Does a derived Dictionary really require the NewItemTypesAttribute to work with the Xceed CollectionEditor?

141 views Asked by At

I am using the PropertyGrid control (and by extension the CollectionEditor) from the Extended WPF Toolkit 3.0 Community Edition. It does a great job most of the time, but there seems to be a small difference in behavior when having a plain Dictionary declared in your class compared to using a custom class that extends Dictionary.

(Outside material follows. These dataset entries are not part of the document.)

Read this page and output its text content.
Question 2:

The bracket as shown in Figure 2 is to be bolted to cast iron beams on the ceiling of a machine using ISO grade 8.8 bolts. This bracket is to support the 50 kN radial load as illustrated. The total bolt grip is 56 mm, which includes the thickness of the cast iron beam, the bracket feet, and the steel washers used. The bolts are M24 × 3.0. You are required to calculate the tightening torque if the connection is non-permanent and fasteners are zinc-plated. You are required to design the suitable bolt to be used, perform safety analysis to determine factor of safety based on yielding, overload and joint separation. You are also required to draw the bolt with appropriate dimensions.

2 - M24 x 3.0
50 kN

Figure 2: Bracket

Take the following example class:

Public Class TestObject
    Public Property MyDictionary As New Dictionary(Of String, String)
End Class

and this XAML and code-behind to show it in the PropertyGrid:

<Window x:Class="MainWindow"
         xmlns="http://schemas.microsoft.com/winfx/2006/xaml/presentation"
         xmlns:x="http://schemas.microsoft.com/winfx/2006/xaml"
         xmlns:mc="http://schemas.openxmlformats.org/markup-compatibility/2006" 
         xmlns:d="http://schemas.microsoft.com/expression/blend/2008"
         xmlns:xctk="http://schemas.xceed.com/wpf/xaml/toolkit"
         xmlns:local="clr-namespace:myApp"
         mc:Ignorable="d" 
         d:DesignHeight="300" d:DesignWidth="300">
    <Grid>
        <xctk:PropertyGrid x:Name="myPropertyGrid"/>
    </Grid>
</Window>

Public Class MainWindow
    Public Sub New()
        InitializeComponent()
        myPropertyGrid.SelectedObject = New TestObject()
    End Sub
End Class

The result will look like this and everything is fine: CollectionEditor with EditableKeyValuePair`2


However, if I now change the definition from

Public Property MyDictionary As New Dictionary(Of String, String)

to

Public Property MyDictionary As New DerivedDictionary(Of String, String)

where DerivedDictionary can be simply declared as

Public Class DerivedDictionary(Of TKey, TValue)
    Inherits Dictionary(Of TKey, TValue)
End Class

then I will no longer get an EditableKeyValuePair`2 presented in the combobox of the CollectionEditor, but instead just a KeyValuePair`2, which (as you may have guessed) is not editable. Adding elements to the DerivedDictionary from the code-behind will make them show up as EditableKeyValuePair`2 in the editor as well, so the only problem is the addition of new elements via the UI.

I know that I could solve the issue by adding

<NewItemTypes(GetType(EditableKeyValuePair(Of String, String)))>

to the declaration of MyDictionary in TestObject. But this seems pretty verbose if I had to do it for every case where a DerivedDictionary is used by a class that is meant to be editable via the UI.

Am I missing an easier alternative here? Maybe some attribute that I need to apply to DerivedDictionary to make it work? Or is that a bug/limitation in the current PropertyGrid control?